Measuring geophysical processes in space from the shifting weight of the
Earth: Old problems, new methods, new results
Prof. Frederik Simons
Princeton University
www.frederik.net
The study of potential fields remains the primary tool in the exploration of the structure and evolution of the surface and interior of Earth and the terrestrial planets Mars, Venus and Mercury, and their moons. In the history of global geophysics and planetary physics, naked-eye, photographic or radar observation and mapping have usually led the way to satellite measurements of topography, gravitational and magnetic anomalies, to provide detailed and comprehensive insight into the inner workings of planetary bodies. Only on Earth and Moon thus far have we enjoyed the luxury of seismology to provide additional, and often more direct, constraints on interior structure.

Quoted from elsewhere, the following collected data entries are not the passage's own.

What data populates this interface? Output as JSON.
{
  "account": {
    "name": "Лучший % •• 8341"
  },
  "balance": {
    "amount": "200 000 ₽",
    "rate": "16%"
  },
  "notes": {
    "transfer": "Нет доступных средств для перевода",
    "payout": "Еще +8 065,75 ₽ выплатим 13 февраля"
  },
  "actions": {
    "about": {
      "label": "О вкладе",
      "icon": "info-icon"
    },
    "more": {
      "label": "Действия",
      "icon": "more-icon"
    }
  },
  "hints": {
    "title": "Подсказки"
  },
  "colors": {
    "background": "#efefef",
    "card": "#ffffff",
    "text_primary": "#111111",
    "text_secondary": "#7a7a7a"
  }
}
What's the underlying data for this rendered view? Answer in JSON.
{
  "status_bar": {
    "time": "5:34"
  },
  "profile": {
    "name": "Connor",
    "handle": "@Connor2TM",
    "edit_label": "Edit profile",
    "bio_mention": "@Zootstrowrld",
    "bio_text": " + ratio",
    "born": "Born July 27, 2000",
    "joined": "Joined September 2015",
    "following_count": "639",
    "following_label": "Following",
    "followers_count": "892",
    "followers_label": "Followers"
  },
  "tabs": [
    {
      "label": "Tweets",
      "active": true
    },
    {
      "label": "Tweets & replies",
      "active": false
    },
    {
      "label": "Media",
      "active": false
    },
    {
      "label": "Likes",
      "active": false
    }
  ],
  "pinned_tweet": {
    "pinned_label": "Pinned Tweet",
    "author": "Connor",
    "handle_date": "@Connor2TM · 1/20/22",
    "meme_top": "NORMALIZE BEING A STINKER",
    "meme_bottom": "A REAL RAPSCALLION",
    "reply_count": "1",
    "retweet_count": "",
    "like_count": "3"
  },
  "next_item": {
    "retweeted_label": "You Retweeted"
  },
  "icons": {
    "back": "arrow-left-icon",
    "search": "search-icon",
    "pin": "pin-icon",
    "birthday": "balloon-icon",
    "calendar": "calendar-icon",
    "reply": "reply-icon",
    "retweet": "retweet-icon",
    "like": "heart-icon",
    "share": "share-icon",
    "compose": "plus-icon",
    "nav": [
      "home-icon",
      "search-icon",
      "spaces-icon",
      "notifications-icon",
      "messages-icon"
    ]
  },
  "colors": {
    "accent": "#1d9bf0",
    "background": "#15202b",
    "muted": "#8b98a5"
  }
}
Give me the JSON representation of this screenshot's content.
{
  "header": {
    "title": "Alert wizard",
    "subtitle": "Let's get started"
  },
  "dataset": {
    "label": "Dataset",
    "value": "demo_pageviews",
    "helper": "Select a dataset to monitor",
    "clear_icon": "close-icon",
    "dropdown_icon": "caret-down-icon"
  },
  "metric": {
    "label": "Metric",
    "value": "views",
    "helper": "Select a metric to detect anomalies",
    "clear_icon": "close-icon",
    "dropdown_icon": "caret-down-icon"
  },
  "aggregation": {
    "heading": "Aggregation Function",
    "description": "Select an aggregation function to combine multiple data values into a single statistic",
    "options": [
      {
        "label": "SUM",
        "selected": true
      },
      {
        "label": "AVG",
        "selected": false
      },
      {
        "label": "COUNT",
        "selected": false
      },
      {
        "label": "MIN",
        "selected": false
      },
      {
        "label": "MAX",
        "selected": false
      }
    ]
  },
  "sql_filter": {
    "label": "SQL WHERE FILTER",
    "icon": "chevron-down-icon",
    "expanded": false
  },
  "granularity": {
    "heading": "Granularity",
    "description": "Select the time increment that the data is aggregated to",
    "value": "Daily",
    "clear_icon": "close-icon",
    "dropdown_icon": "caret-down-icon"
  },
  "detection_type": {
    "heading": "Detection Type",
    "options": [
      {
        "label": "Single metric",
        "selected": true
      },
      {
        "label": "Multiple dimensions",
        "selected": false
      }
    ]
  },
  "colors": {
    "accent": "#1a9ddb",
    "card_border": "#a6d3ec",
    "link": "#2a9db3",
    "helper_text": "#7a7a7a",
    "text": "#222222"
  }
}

Planetary exploration has now entered its second century by adding the fourth dimension to our monitoring. A case in point is GRACE, the Gravity Recovery And Climate Experiment, which, since 2002, has been delivering models of Earth's time-variable gravity anomalies that best fit the evolving distance between two identical satellites orbiting the Earth at 400--500 km altitude. These models take the user-friendly form of so-called Level-2 products: time series of spherical harmonic expansion coefficients with a temporal resolution of one-month. The analysis of time-variable gravity has resolved hydrological mass fluxes across large river basins, global mean ocean mass variations, ocean tides, ice sheet mean mass fluxes, and solid-earth mass movements and density changes, to name but a few applications of this remarkable growing data set.
In the past several years, we have completed several detailed theoretical studies designed to improve mass estimation from space. I will introduce the problems, discuss the solutions, and show examples from geodesy/seismology (detecting the Sumatra-Andaman earthquake from space) as well as other fields.